Une nouvelle technique d’attaque par déni de service (DoS), baptisée « HTTP/2 Bomb », permet de saturer la mémoire vive (RAM) de serveurs web majeurs en quelques secondes à partir d’une seule machine. Cette méthode contourne les mécanismes de défense classiques en exploitant simultanément deux failles de conception du protocole HTTP/2.
Points clés :
- Fonctionnement : L’attaque combine l’amplification de compression HPACK (où un octet malveillant génère des milliers d’octets d’allocation mémoire) et le blocage de libération de ressources via des fenêtres de contrôle de flux HTTP/2 à zéro octet.
- Efficacité : Un client unique avec une connexion standard (100 Mbps) peut consommer 32 Go de RAM en moins de 20 secondes sur des serveurs comme Apache ou Envoy.
- Impact : Les serveurs NGINX, Apache HTTP Server, Microsoft IIS, Envoy et Cloudflare Pingora sont exposés.
Vulnérabilités identifiées :
- CVE-2026-49975 : Identifiant spécifique attribué à la vulnérabilité corrigée dans Apache httpd (mod_http2 2.0.41).
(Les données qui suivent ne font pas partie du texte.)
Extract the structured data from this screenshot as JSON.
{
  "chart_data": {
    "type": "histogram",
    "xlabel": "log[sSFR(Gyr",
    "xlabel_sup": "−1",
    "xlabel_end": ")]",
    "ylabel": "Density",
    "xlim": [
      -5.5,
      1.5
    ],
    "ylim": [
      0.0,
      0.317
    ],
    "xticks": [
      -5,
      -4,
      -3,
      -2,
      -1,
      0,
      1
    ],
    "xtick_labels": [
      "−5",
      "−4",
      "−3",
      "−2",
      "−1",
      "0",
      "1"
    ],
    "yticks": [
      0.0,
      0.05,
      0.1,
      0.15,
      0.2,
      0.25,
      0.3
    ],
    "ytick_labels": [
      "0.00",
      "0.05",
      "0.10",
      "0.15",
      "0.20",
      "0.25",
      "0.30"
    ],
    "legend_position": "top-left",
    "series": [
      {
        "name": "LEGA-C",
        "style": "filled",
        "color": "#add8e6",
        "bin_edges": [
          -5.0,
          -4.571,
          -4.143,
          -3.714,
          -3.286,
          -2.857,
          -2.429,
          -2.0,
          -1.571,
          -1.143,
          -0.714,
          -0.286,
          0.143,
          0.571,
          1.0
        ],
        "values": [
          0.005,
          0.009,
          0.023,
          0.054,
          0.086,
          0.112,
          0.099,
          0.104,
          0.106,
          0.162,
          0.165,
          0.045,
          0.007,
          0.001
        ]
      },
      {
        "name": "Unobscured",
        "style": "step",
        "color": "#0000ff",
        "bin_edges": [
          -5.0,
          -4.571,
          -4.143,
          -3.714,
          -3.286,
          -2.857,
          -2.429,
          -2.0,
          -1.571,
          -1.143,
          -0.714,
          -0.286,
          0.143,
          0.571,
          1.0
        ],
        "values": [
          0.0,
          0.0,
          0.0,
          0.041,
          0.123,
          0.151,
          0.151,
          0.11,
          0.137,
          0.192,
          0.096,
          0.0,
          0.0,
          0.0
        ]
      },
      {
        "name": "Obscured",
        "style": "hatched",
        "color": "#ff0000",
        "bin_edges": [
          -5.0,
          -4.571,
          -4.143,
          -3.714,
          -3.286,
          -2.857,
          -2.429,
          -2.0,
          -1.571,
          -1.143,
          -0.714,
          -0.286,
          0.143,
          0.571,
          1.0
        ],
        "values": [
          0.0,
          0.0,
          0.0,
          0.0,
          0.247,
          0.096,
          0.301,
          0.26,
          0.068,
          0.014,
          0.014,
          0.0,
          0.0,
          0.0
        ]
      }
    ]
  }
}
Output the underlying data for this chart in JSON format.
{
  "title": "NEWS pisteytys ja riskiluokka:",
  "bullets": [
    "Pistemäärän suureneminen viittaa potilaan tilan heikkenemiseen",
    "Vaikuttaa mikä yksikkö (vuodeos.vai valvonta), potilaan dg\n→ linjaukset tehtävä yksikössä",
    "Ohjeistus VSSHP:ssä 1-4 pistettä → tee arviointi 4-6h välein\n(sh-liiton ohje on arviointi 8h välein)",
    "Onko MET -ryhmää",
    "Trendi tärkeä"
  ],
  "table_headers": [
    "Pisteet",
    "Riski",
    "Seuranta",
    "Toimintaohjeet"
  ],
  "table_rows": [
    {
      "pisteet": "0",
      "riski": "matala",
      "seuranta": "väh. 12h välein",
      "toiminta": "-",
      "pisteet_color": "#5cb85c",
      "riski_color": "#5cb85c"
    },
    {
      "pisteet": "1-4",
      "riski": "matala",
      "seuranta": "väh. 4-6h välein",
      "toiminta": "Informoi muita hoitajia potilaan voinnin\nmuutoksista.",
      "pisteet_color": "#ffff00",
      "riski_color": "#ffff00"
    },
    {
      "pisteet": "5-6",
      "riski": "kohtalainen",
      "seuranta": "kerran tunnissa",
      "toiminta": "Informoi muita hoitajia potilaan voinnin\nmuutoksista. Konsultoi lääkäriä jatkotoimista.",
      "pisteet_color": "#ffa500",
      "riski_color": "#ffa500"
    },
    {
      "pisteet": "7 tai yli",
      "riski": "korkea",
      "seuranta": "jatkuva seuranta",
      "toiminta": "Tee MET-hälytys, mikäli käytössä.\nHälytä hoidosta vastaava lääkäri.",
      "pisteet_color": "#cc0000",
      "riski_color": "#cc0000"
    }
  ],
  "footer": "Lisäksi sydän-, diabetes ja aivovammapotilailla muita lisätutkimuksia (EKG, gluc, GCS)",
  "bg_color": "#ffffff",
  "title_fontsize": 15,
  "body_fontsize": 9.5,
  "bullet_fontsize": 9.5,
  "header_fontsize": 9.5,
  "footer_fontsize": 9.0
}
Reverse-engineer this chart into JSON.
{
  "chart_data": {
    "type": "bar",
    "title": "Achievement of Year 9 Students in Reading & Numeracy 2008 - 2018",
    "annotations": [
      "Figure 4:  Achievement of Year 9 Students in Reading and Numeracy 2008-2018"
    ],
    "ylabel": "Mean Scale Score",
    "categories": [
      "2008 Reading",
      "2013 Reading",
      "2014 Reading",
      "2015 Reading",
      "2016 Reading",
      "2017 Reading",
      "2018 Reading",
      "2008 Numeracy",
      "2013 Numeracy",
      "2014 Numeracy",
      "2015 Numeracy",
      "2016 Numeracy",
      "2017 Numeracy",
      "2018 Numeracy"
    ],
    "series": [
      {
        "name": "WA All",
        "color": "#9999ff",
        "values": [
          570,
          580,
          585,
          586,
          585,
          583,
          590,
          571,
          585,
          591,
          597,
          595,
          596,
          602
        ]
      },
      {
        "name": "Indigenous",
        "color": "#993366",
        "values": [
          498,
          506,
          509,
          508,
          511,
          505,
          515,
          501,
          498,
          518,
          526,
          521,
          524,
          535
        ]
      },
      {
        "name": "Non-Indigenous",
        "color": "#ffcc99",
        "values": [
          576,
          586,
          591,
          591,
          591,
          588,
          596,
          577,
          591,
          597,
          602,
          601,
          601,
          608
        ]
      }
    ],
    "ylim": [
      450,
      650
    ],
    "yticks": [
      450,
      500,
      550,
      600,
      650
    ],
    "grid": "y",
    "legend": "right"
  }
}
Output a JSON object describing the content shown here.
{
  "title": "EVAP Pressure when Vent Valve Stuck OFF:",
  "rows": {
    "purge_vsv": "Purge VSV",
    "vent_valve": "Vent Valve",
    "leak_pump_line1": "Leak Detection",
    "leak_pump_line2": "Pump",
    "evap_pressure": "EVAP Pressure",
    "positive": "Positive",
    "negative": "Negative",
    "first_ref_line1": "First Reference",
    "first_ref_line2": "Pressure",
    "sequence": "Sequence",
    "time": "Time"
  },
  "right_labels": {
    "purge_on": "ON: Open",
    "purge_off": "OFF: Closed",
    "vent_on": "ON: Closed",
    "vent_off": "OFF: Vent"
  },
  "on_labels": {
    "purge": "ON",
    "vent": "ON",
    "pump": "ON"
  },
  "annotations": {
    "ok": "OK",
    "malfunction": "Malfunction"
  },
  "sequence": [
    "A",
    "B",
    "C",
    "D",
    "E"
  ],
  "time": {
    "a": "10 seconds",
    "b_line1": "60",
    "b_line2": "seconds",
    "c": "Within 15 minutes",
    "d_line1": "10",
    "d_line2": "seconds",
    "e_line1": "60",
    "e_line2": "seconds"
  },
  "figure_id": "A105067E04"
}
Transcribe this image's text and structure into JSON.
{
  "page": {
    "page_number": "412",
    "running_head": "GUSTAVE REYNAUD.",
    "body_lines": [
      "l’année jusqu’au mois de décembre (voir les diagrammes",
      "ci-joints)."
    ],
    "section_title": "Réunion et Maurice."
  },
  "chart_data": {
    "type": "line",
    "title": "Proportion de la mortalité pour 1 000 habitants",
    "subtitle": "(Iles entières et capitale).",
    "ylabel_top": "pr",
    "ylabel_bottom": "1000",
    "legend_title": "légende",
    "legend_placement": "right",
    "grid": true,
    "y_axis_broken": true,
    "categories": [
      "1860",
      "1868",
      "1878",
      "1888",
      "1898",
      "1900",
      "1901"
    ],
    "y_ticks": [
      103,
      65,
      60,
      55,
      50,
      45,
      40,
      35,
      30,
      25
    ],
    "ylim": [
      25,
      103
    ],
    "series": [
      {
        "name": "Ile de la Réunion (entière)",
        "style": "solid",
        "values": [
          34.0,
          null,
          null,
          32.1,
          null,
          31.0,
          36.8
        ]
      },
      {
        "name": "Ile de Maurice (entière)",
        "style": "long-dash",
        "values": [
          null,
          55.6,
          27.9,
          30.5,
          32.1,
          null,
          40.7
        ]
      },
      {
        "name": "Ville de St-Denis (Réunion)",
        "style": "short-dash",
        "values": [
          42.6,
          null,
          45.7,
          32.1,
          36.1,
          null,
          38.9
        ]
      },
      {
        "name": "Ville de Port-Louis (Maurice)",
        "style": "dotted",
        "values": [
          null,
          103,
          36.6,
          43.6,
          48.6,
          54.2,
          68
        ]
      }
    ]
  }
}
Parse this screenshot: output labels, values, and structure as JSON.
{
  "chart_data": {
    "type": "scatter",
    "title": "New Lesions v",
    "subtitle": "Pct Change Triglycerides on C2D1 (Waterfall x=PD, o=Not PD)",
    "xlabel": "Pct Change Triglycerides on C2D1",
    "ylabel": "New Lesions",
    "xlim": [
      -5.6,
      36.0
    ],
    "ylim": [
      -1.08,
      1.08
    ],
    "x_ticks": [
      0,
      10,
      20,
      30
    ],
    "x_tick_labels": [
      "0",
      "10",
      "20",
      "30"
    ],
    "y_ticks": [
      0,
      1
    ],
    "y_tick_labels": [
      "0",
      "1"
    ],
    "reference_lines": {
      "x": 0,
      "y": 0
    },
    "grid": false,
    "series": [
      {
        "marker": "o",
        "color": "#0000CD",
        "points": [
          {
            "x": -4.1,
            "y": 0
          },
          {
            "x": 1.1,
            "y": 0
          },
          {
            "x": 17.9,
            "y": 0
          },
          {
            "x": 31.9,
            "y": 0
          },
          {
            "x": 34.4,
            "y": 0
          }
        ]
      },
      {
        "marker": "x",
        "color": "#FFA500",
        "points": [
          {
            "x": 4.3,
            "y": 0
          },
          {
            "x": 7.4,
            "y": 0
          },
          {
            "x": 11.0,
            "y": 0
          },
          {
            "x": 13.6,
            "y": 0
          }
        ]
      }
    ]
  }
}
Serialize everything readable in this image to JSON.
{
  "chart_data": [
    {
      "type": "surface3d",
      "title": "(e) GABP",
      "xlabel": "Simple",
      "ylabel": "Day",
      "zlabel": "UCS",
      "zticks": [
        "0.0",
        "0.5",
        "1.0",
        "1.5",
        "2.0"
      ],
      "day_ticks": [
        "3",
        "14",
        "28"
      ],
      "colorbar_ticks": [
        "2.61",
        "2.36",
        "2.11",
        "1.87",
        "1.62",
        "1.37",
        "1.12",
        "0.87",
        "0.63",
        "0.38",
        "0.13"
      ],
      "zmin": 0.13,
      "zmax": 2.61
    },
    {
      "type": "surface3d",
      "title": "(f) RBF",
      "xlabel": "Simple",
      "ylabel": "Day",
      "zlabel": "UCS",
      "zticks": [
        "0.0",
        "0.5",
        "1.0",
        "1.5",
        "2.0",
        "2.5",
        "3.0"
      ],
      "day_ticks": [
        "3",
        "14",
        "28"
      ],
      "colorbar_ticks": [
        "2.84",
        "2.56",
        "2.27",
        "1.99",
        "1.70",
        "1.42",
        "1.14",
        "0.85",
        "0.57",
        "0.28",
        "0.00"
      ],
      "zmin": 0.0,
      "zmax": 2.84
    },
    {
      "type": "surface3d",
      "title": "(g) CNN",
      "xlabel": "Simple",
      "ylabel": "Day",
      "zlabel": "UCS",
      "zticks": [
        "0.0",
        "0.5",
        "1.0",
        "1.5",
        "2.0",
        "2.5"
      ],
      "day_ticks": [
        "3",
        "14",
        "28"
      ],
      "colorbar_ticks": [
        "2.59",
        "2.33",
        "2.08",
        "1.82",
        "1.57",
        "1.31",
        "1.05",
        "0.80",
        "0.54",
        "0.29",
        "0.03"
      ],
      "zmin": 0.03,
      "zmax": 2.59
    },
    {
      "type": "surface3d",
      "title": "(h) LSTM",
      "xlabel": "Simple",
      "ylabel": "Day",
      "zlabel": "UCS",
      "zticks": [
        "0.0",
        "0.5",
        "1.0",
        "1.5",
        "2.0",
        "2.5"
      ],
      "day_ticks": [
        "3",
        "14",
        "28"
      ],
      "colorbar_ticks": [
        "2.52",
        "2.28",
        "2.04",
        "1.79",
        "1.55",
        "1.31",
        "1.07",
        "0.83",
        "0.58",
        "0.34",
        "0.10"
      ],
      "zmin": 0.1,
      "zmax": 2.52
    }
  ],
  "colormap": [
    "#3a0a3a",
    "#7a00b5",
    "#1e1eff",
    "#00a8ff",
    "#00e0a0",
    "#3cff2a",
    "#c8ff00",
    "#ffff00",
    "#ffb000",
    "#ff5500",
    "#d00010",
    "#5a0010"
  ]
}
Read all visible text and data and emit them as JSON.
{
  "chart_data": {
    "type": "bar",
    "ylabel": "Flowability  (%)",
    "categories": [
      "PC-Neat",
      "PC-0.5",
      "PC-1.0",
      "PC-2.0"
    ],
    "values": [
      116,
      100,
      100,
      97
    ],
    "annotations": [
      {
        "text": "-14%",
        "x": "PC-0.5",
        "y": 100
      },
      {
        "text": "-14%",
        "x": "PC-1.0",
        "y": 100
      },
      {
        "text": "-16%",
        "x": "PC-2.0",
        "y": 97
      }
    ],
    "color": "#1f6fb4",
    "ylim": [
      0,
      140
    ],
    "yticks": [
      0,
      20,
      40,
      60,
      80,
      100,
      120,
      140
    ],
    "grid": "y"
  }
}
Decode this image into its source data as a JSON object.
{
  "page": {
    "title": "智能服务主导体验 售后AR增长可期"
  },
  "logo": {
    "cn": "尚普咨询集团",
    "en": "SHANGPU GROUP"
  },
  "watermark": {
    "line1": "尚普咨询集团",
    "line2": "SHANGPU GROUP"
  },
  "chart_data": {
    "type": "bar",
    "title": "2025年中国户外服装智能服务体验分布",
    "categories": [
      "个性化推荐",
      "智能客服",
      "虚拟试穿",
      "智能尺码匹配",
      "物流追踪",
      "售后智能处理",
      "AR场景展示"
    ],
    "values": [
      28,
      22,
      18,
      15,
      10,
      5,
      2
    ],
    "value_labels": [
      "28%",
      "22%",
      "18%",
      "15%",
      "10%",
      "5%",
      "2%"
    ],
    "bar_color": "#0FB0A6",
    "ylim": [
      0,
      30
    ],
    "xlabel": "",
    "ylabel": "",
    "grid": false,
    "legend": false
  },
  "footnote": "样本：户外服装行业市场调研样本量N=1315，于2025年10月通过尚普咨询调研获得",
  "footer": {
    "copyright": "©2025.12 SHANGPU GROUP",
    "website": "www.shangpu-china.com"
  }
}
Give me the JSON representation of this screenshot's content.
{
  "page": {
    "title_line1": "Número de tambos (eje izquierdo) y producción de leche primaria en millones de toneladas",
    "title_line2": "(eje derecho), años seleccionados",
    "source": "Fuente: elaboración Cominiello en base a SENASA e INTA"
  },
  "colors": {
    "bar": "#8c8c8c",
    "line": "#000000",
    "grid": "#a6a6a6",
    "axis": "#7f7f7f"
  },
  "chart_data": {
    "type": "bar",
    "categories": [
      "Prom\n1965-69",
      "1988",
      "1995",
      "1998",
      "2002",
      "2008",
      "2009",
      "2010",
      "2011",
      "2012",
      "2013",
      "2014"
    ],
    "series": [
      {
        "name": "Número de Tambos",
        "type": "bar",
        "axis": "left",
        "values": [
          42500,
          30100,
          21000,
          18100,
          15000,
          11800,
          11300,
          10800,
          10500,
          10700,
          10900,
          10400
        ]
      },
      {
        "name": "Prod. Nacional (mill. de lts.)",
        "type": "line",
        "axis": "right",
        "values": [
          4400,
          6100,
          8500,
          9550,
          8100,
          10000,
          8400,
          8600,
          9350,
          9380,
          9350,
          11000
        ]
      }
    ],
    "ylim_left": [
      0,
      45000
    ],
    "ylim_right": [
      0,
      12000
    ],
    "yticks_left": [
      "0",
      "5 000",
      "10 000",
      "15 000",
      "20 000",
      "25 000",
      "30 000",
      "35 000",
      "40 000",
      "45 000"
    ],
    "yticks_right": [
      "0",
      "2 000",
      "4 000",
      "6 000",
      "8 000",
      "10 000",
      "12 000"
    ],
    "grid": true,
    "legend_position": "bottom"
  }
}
- Vulnérabilités non corrigées : Aucune mise à jour disponible à ce jour pour Microsoft IIS, Envoy et Cloudflare Pingora.
Recommandations :
- Mise à jour : Appliquer les correctifs dès leur disponibilité, notamment pour NGINX (version 1.29.8 et ultérieures) et Apache httpd.
- Atténuation immédiate : Pour les serveurs sans patch (IIS, Envoy, Pingora), il est conseillé de désactiver HTTP/2 si possible.
- Protection périmétrique : Utiliser un pare-feu applicatif (WAF), un reverse proxy ou un CDN devant le serveur pour appliquer des limites strictes sur le nombre d’en-têtes et filtrer les requêtes malveillantes avant qu’elles n’atteignent le serveur.